Saturday, April 18, 2009

Document of 1989: Seven-Point Petition


In the early morning of April 18, 1989, hundreds of students from Peking University gathered around the Monument to People's Heroes at Tiananmen Square. They had spent the previous night there guarding the wreaths and flowers dedicated to the newly deceased Hu Yaobang. Wang Dan, Guo Haifeng, Li Jinjin, and Zhang Boli were all among the crowd. They proposed to draft a formal petition to the government.

After much discussion, a "Seven-Point Petition" was drafted:
  1. Reevaluate and praise Hu Yaobang's contributions
  2. Negate the previous anti-"spiritual pollution" and anti-"Bourgeois Liberation" movements
  3. Allow unofficial press and freedom of speech
  4. Publish government leaders' income and holdings
  5. Abolish the "Beijing Ten-Points" [restricting public assembly and demonstrations]
  6. Increase education funding and enhance the compensation for intellectuals
  7. Report this movement faithfully
The petition was first written as big posters.

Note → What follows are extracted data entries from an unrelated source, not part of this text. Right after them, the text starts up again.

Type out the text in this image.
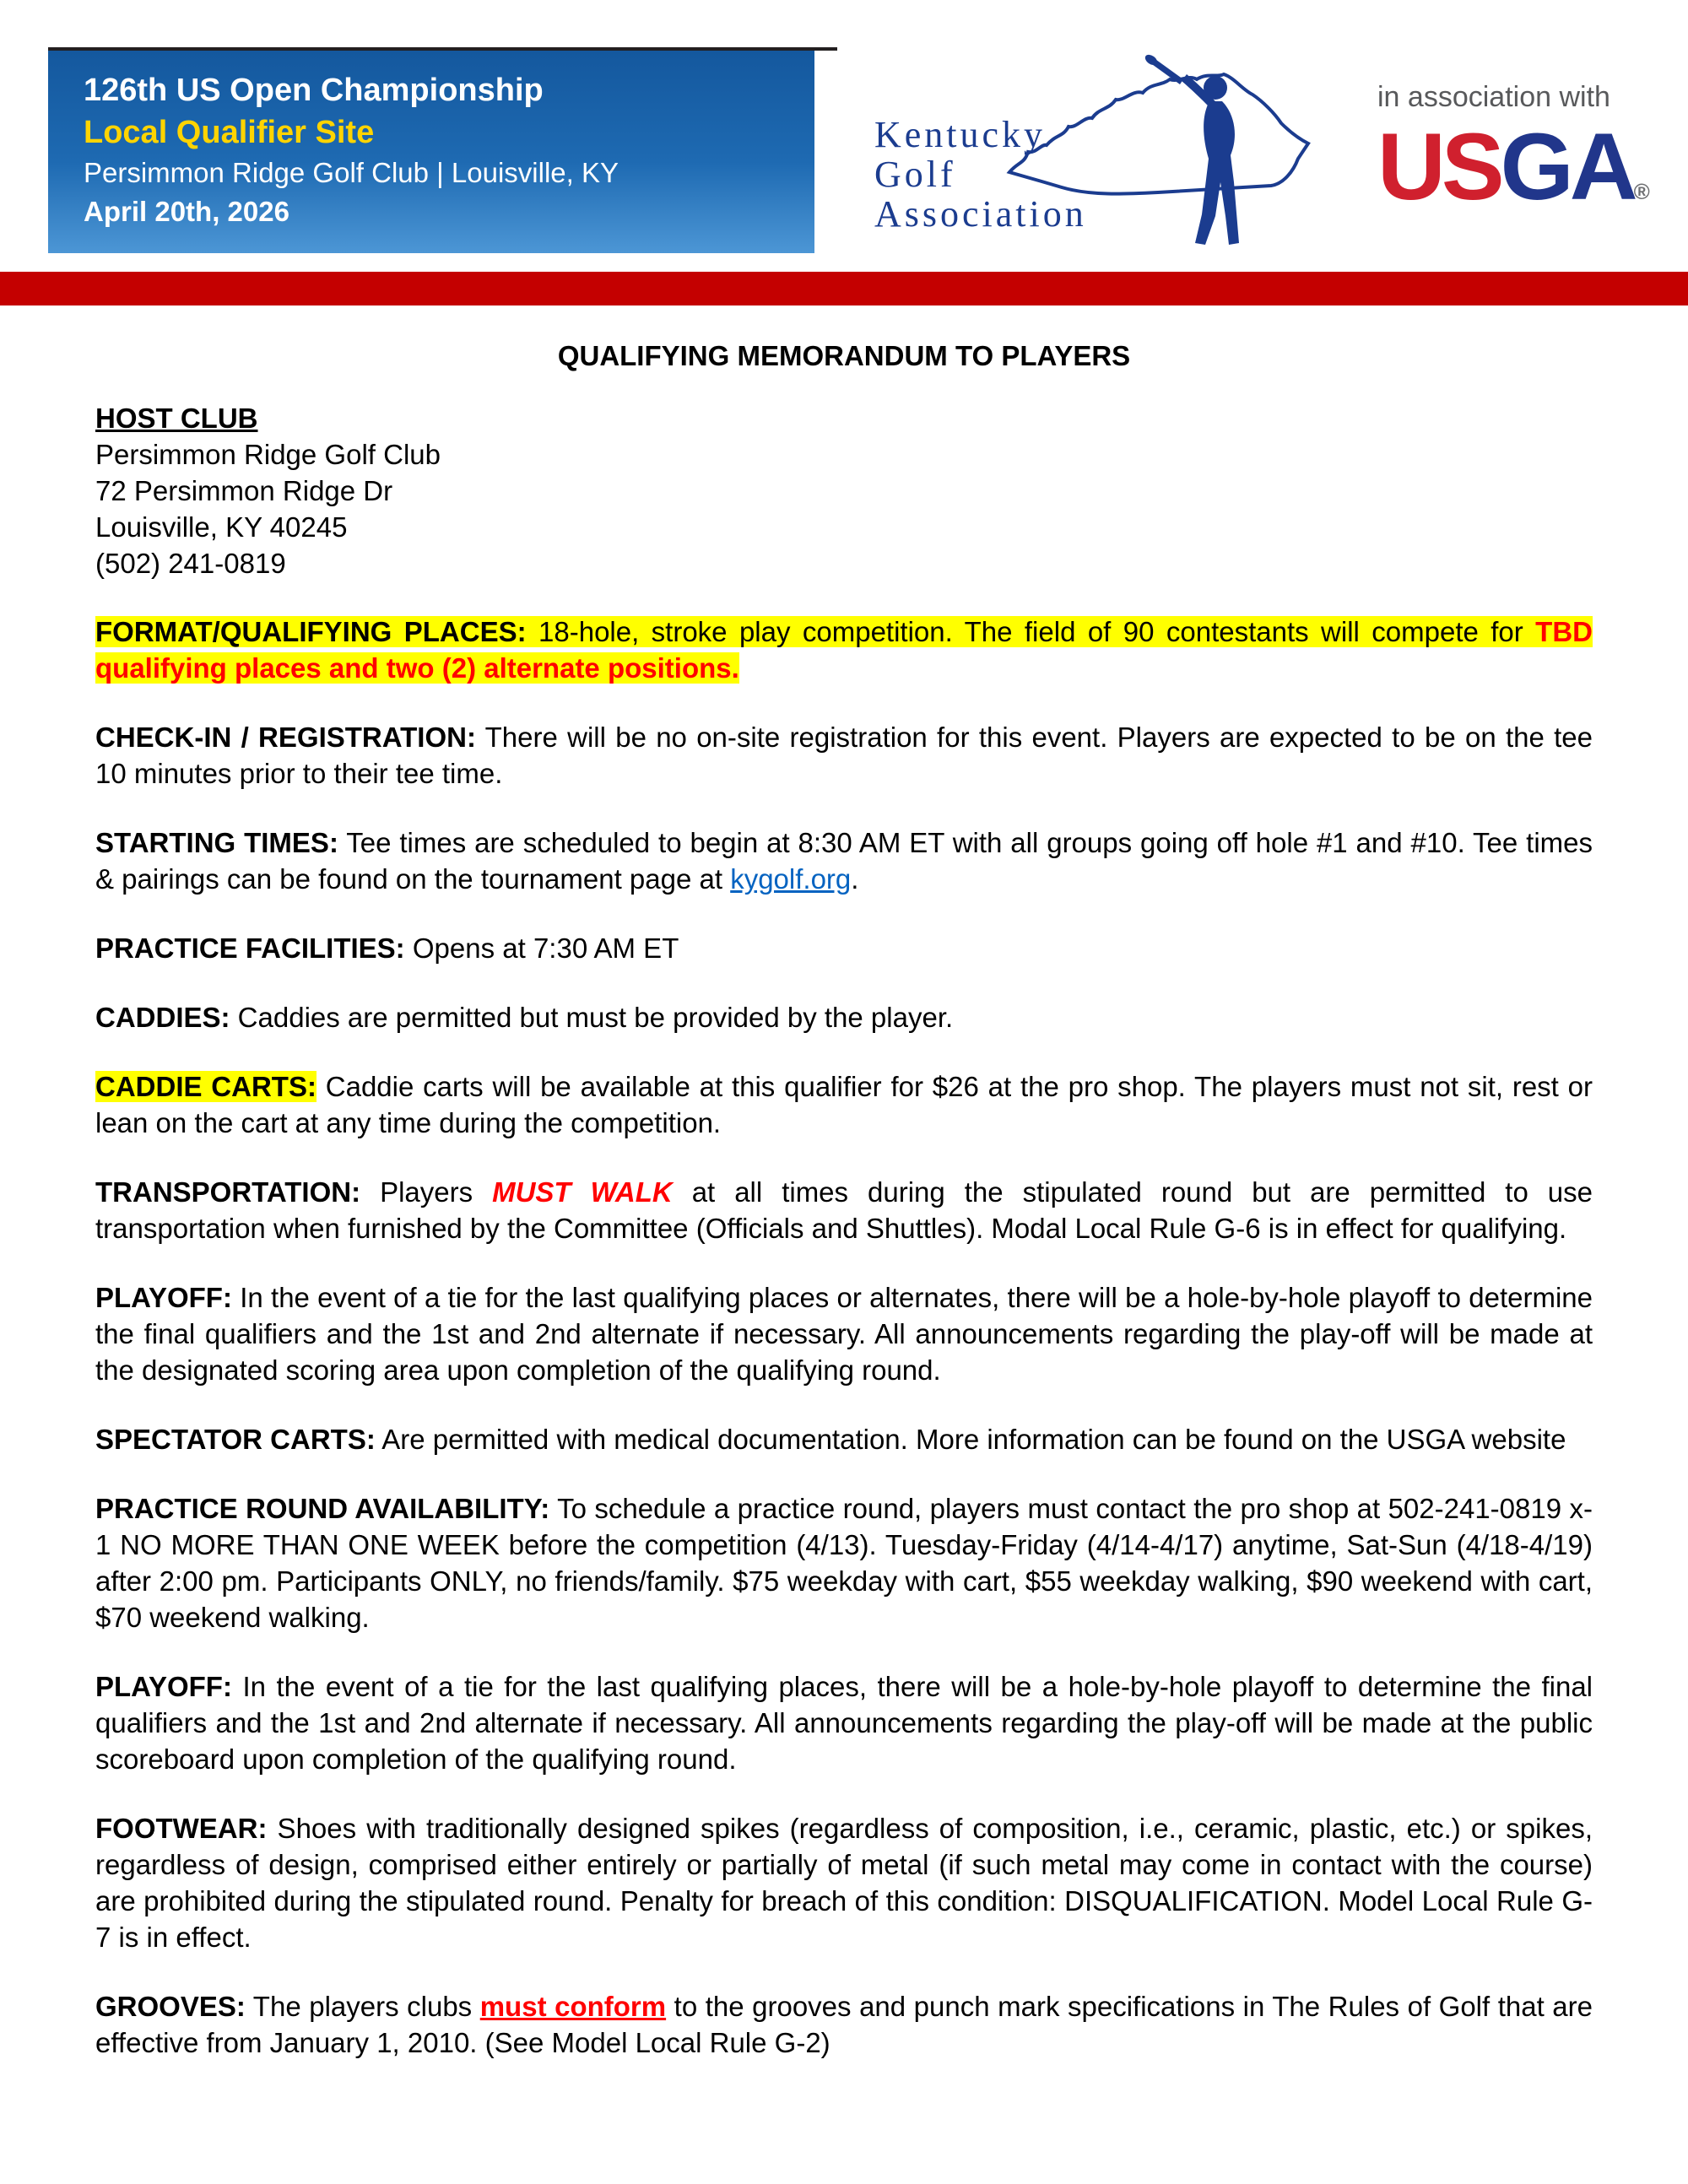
126th US Open Championship
Local Qualifier Site
Persimmon Ridge Golf Club | Louisville, KY
April 20th, 2026
Kentucky
Golf
Association
in association with
USGA®
QUALIFYING MEMORANDUM TO PLAYERS
HOST CLUB
Persimmon Ridge Golf Club
72 Persimmon Ridge Dr
Louisville, KY 40245
(502) 241-0819

FORMAT/QUALIFYING PLACES: 18-hole, stroke play competition. The field of 90 contestants will compete for TBD qualifying places and two (2) alternate positions.

CHECK-IN / REGISTRATION: There will be no on-site registration for this event. Players are expected to be on the tee 10 minutes prior to their tee time.

STARTING TIMES: Tee times are scheduled to begin at 8:30 AM ET with all groups going off hole #1 and #10. Tee times & pairings can be found on the tournament page at kygolf.org.

PRACTICE FACILITIES: Opens at 7:30 AM ET

CADDIES: Caddies are permitted but must be provided by the player.

CADDIE CARTS: Caddie carts will be available at this qualifier for $26 at the pro shop. The players must not sit, rest or lean on the cart at any time during the competition.

TRANSPORTATION: Players MUST WALK at all times during the stipulated round but are permitted to use transportation when furnished by the Committee (Officials and Shuttles). Modal Local Rule G-6 is in effect for qualifying.

PLAYOFF: In the event of a tie for the last qualifying places or alternates, there will be a hole-by-hole playoff to determine the final qualifiers and the 1st and 2nd alternate if necessary. All announcements regarding the play-off will be made at the designated scoring area upon completion of the qualifying round.

SPECTATOR CARTS: Are permitted with medical documentation. More information can be found on the USGA website

PRACTICE ROUND AVAILABILITY: To schedule a practice round, players must contact the pro shop at 502-241-0819 x-1 NO MORE THAN ONE WEEK before the competition (4/13). Tuesday-Friday (4/14-4/17) anytime, Sat-Sun (4/18-4/19) after 2:00 pm. Participants ONLY, no friends/family. $75 weekday with cart, $55 weekday walking, $90 weekend with cart, $70 weekend walking.

PLAYOFF: In the event of a tie for the last qualifying places, there will be a hole-by-hole playoff to determine the final qualifiers and the 1st and 2nd alternate if necessary. All announcements regarding the play-off will be made at the public scoreboard upon completion of the qualifying round.

FOOTWEAR: Shoes with traditionally designed spikes (regardless of composition, i.e., ceramic, plastic, etc.) or spikes, regardless of design, comprised either entirely or partially of metal (if such metal may come in contact with the course) are prohibited during the stipulated round. Penalty for breach of this condition: DISQUALIFICATION. Model Local Rule G-7 is in effect.

GROOVES: The players clubs must conform to the grooves and punch mark specifications in The Rules of Golf that are effective from January 1, 2010. (See Model Local Rule G-2)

Wang Dan and Li Jinjin made separate attempts to submit them to People's Representatives in the Great Hall of People that day. The list was also widely circulated among the campuses in Beijing and became the focal point in the early stages of the student movement. The government never responded directly to the petition.

On April 22, at the end of the state funeral for Hu Yaobang, three students made the most dramatic scene of kneeling down at the steps of the Great Hall of People and lifting a copy of the Seven-Point Petition over their head.